When you use a smartphone or tablet to search a website, it’s a different experience than dropping in from a desktop computer. And the differences go beyond the fact that mobile devices have smaller screens. Keep these three thoughts in mind as you’re designing a mobile site.
With mobile, fingers of all shapes and sizes do the work. They touch, they pinch together or apart and they swipe, so make sure that the site is finger friendly. Use buttons that link to additional information and make sure they are large enough for thick fingers. Make buttons easy to locate through the use of bold type and bright colors. Make search boxes and forms easy for fingers to manipulate as well. Mobile users like to swipe, so use that feature as much as possible to move visitors through information on your mobile site. Retailers, for example, often display their products by displaying a series of photos that customers can quickly swipe through.
A lot of companies make a big mistake when it comes to the copy on their mobile site. They simply shrink everything down from their regular website, which can make for illegible text. If your website is text-heavy, don’t shrink the type; instead, pare down the copy and, if needed, increase the type size. And always use a type font that is legible no matter the point size.

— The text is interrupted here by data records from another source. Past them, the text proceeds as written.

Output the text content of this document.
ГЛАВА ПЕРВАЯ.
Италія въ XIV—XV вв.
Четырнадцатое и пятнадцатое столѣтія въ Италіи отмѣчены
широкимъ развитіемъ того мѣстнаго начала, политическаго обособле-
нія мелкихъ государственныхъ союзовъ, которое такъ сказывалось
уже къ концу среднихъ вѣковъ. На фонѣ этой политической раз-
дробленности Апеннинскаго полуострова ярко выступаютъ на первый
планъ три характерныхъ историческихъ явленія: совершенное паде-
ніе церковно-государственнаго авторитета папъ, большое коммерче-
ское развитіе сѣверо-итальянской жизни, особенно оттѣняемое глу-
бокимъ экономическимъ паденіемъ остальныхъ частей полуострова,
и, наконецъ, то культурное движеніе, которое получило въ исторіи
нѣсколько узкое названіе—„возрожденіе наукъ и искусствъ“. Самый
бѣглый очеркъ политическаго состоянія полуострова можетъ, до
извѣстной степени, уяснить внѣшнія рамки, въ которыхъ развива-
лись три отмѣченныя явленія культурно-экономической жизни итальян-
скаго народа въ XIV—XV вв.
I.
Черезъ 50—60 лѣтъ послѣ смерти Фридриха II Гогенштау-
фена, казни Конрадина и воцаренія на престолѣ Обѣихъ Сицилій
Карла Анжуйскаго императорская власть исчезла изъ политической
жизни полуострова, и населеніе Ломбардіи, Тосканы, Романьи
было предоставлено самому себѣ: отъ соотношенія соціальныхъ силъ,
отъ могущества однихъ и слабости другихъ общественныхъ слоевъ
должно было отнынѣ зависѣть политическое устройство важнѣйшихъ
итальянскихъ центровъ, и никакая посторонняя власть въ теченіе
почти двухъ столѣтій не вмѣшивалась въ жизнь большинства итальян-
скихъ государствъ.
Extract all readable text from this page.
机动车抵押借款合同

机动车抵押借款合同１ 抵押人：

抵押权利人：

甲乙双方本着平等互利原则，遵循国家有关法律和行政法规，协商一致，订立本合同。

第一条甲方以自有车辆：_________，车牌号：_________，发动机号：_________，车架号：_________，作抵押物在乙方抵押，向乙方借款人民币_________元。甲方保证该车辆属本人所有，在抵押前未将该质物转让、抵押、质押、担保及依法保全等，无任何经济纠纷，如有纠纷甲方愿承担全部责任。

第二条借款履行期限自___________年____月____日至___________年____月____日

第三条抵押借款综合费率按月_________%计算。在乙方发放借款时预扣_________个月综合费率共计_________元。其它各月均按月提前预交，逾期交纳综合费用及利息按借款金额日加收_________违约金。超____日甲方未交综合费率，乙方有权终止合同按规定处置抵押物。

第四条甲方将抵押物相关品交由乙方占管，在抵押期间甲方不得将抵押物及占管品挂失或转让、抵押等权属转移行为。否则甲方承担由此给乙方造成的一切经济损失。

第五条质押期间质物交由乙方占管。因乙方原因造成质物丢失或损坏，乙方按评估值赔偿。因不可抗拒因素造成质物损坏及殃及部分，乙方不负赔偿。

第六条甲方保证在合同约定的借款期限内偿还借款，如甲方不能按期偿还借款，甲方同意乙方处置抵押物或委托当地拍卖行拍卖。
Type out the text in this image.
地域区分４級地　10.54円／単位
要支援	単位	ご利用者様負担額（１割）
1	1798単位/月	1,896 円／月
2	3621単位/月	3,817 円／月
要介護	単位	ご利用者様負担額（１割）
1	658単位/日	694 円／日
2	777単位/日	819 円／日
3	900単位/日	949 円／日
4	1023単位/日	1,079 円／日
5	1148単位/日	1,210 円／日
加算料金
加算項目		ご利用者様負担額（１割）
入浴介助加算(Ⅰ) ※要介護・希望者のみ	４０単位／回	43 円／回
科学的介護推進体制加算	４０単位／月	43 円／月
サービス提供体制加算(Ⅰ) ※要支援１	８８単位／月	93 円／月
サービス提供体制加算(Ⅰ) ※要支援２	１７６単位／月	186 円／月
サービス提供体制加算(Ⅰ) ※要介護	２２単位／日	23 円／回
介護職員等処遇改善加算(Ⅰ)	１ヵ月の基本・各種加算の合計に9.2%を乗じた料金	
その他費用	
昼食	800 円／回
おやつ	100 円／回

Mobile users are often in a hurry. They hop online between meetings to order a Christmas toy for their child. They search for directions to a new restaurant. As they walk from one airline gate to another, they check the departure time for their connecting flight. If a mobile site is slow, they will quickly become disenchanted and frustrated. Before you load up a mobile site with videos, large photos and other elements that can slow its load speed, think about why mobile users will be accessing the site. Chances are, they are coming to your site for no-frills information not fancy graphics. Designing a mobile site that is simple, clear and easy to navigate will always be a winner.